A PAEDOPHILE who went on the run and slit his throat in a suicide bid as his trial continued has been back in the Mold Crown Court dock.

Last week a warrant was issued for the arrest of Bryan Davies, 71, when he failed to turn up for the last week of his trial.

The court was told he was undergoing surgery in hospital with police standing guard.

This afternoon he was arrested on warrant after his discharge and was brought to Mold where he appeared before Judge Niclas Parry.

Judge Parry said the case was listed for sentence tomorrow and remanded him in custody overnight.

The judge said Davies had been subject to a surety when he was bailed and said the defence should consider whether the person who stood surety should attend court tomorrow.

Davies admitted a charge of failing to answer his bail.

Maria Massellis, defending, said when her client absented himself it was with the intention of taking his own life.

He had been airlifted to King’s College Hospital in London after he had been found in Folkstone.

That was somewhere where his family lived.

She said she was instructed to make an application for a psychiatric report.

Davies was concerned for his own mental wellbeing and the sentencing judge should have available to him the fullest information before determining the length of the sentence which was appropriate in his case.

Judge Parry said that was an application which could be made before the trial judge, Judge Huw Rees, who knew all about the matter .

Davies, the former deputy principal of a private children’s home in Llangollen, was last week convicted in his absence of a number of historic sexual offences against young boys in his care.

He had denied 29 charges against 11 boys back in the 1970s.

The jury of six men and six women returned 19 guilty verdicts - 15 of indecent assault upon six of the complainants and four of an illegal sex act upon another complainant.

He was found not guilty of indecently assaulting three other complainants and indulging in an illegal sex act upon one of them.

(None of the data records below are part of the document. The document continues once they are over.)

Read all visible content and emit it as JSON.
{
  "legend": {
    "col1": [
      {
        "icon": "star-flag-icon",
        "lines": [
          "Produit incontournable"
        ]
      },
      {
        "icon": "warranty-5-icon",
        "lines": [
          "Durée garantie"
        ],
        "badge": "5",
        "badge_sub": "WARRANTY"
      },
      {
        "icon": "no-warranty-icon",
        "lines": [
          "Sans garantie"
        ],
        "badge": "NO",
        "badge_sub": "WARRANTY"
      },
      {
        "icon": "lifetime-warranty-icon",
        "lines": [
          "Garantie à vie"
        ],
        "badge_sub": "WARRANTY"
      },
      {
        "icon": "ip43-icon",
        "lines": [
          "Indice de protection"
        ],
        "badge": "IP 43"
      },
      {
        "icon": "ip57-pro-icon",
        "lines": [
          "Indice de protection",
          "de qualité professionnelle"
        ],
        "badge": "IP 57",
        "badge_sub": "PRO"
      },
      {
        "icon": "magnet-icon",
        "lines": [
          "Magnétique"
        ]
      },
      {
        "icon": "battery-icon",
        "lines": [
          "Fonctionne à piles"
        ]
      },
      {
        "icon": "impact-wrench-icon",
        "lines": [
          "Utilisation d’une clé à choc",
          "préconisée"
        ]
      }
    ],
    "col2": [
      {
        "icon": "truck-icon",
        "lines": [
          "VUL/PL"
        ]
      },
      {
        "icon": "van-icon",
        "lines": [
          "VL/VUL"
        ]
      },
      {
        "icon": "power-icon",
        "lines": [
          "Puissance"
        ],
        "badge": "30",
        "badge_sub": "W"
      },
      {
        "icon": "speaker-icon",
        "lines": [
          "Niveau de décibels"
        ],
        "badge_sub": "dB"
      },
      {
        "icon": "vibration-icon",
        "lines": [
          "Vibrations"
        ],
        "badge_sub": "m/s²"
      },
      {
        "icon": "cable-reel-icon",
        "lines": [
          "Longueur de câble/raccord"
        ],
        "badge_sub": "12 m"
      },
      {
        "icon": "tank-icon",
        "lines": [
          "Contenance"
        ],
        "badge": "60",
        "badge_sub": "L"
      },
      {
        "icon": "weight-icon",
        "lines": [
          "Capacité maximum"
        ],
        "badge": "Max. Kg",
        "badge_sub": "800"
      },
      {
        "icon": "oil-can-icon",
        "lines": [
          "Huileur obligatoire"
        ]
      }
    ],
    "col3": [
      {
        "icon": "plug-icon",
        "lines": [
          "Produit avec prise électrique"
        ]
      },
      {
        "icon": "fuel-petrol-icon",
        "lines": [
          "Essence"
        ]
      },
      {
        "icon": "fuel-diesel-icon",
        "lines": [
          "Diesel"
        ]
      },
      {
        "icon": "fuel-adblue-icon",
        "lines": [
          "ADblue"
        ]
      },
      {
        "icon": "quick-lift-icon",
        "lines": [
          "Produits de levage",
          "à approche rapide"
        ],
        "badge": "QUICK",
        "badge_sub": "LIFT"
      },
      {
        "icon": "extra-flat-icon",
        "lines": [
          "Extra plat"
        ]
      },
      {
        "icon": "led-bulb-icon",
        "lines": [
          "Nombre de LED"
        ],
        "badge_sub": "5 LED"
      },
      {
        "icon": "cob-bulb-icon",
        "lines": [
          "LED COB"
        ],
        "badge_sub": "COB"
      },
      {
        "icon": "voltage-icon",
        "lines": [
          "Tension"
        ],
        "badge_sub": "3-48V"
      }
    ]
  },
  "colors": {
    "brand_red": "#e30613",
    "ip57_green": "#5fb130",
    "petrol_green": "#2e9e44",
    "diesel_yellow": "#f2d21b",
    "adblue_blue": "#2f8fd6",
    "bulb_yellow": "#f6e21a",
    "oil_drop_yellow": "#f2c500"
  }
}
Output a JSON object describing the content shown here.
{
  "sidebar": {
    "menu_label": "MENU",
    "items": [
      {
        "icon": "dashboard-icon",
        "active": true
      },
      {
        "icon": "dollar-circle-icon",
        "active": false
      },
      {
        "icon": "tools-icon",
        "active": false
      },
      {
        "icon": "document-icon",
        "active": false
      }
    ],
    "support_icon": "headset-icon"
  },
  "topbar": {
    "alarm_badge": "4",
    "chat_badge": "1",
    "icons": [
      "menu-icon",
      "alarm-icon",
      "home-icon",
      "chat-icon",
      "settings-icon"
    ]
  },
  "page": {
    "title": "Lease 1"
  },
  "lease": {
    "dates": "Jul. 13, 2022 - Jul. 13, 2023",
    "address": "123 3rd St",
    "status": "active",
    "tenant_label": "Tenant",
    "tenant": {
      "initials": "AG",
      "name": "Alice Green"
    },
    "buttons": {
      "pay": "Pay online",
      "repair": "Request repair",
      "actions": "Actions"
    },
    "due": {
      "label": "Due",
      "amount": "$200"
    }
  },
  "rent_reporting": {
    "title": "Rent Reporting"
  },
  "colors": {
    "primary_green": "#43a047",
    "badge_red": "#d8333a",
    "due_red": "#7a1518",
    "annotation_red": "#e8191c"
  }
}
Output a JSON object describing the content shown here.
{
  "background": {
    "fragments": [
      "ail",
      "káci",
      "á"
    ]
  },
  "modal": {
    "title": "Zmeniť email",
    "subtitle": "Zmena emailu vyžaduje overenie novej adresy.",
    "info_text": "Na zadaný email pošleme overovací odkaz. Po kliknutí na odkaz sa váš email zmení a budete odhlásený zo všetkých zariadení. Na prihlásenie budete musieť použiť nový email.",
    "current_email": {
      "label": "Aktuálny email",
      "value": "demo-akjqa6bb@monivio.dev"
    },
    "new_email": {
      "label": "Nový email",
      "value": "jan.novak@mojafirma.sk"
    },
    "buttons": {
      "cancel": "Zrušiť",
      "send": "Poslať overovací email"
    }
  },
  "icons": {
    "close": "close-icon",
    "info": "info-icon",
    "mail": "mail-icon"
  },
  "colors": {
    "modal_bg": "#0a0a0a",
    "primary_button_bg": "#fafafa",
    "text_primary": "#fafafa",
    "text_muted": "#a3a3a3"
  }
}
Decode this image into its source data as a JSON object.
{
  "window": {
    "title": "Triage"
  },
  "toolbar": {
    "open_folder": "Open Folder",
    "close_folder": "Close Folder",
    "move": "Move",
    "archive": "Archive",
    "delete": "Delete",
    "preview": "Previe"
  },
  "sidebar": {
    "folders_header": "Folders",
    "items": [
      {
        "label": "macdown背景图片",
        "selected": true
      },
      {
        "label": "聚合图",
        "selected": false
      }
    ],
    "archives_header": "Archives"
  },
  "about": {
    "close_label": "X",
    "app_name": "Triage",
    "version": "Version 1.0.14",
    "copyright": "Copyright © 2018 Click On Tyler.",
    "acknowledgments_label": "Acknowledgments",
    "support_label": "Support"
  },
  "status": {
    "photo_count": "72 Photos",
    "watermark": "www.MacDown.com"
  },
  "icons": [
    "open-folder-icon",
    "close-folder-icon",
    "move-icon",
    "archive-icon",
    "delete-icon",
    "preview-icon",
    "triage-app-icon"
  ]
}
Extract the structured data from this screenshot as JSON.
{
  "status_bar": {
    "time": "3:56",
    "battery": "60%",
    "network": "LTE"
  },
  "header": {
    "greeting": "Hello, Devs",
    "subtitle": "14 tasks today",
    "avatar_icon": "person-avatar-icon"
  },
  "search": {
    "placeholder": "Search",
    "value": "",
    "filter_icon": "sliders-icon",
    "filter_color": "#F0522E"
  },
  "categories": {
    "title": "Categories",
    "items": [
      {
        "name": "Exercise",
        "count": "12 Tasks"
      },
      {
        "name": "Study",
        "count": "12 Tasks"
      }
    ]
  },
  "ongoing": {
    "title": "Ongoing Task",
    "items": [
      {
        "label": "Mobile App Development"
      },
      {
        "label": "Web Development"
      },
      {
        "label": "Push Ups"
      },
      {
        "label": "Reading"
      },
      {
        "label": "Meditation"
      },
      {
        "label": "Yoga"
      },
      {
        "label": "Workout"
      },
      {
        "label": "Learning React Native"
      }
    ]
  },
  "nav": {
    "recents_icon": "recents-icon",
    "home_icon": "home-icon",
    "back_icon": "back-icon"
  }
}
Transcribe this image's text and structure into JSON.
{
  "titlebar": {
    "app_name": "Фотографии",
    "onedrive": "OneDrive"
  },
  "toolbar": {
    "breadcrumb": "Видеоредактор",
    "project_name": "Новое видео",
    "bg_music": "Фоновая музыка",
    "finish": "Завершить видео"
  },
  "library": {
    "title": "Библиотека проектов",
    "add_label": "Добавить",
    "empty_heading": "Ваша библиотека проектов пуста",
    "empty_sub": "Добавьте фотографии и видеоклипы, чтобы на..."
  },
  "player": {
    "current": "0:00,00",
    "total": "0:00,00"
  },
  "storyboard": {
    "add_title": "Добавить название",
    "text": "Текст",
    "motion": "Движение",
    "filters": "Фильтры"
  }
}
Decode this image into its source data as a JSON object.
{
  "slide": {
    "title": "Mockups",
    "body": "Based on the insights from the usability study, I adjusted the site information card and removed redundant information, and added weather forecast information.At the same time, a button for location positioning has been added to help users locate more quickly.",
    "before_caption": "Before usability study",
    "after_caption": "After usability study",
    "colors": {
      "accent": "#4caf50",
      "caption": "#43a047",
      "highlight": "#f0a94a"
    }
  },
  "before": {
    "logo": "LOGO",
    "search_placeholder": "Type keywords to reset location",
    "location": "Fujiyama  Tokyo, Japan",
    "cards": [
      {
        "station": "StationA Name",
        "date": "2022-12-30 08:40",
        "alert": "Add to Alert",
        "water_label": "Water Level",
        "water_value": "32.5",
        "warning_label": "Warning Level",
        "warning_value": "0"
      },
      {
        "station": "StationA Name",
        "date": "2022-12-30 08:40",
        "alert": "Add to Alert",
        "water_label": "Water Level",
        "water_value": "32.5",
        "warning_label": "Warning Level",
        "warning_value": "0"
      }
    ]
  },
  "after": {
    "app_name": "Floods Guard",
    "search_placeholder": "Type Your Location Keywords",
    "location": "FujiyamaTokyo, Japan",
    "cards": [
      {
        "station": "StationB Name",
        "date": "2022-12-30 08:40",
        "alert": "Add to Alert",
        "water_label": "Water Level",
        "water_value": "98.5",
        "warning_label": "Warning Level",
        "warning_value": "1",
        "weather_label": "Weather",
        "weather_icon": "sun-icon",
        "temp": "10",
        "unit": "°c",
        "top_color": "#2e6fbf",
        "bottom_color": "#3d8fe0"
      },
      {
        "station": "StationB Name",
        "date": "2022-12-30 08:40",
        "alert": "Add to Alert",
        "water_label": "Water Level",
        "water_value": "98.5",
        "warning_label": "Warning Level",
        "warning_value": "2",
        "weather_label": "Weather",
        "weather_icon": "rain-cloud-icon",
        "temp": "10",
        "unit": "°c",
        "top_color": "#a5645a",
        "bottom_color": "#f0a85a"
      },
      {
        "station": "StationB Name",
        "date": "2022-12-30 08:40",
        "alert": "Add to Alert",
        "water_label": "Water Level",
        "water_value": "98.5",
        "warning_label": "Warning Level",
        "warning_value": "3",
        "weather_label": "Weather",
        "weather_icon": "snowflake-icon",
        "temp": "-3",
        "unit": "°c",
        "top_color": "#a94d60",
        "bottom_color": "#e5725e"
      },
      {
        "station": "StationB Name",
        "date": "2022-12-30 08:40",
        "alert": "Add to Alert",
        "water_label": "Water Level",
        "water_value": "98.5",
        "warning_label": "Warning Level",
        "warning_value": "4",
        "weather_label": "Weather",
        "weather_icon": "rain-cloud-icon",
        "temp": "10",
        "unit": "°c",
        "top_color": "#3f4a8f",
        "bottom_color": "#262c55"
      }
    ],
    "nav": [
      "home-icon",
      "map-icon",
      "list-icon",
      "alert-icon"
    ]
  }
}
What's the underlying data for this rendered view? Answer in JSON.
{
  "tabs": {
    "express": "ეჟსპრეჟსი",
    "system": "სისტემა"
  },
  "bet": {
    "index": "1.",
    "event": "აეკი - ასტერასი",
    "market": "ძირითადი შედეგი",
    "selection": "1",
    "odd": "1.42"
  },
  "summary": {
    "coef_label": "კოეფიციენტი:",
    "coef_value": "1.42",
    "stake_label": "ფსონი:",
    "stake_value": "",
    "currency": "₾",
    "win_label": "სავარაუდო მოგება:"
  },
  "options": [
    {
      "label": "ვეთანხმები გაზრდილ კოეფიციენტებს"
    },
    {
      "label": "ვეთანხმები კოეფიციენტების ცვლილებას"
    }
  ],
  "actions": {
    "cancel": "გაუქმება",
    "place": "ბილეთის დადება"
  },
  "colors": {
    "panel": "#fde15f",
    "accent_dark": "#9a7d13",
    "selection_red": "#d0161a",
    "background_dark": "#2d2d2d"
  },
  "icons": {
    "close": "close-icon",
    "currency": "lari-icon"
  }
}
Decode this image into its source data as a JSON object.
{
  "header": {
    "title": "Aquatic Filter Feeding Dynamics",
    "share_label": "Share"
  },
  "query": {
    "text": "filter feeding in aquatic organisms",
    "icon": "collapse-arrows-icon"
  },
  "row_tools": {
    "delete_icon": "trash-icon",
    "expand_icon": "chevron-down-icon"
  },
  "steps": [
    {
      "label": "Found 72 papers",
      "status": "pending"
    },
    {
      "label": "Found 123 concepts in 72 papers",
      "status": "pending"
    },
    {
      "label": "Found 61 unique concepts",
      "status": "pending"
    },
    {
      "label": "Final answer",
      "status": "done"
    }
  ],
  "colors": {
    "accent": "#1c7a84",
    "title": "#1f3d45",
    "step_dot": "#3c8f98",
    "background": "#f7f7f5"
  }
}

They also convicted Davies of six charges of making indecent images of children between 2007 and 2013 and three charges of inciting young boys to indulge in sexual acts over the internet in 2011 and 2012.

After being given the jury the majority direction, the jury convicted him of indecently assaulting another complainant by a 10-2 majority.

He was cleared of two charges of indecent assault.

Davies, of West Redhill in Surrey, denied all charges.

Davies lost his job after he admitted indecently assaulting two children at the home in Llangollen Magistrates Court in the late '70s.

After being arrested and interviewed he fled the country and had to be extradited from Malta.

After the verdicts were returned the jury was told that by prosecutor Daniel Moore that Davies had sent his solicitors an email indicating that he was going to take his own life.

The National Crime Agency used their techniques to discover that Davies was in a hotel in Folkstone in Kent.

Officers found Davies who had injured himself.

Judge Rees said it was not appropriate to sentence Davies in his absence for such offences.

He said he faced “an extremely substantial” sentence of imprisonment which would mean Davies “will be in extreme advanced old age before he is released from prison”.

The sexual offences happened at Ystrad Hall and an annex named Eirianfa at Llangollen, which was run by a private organisation named Care Concern, back in the 1970s.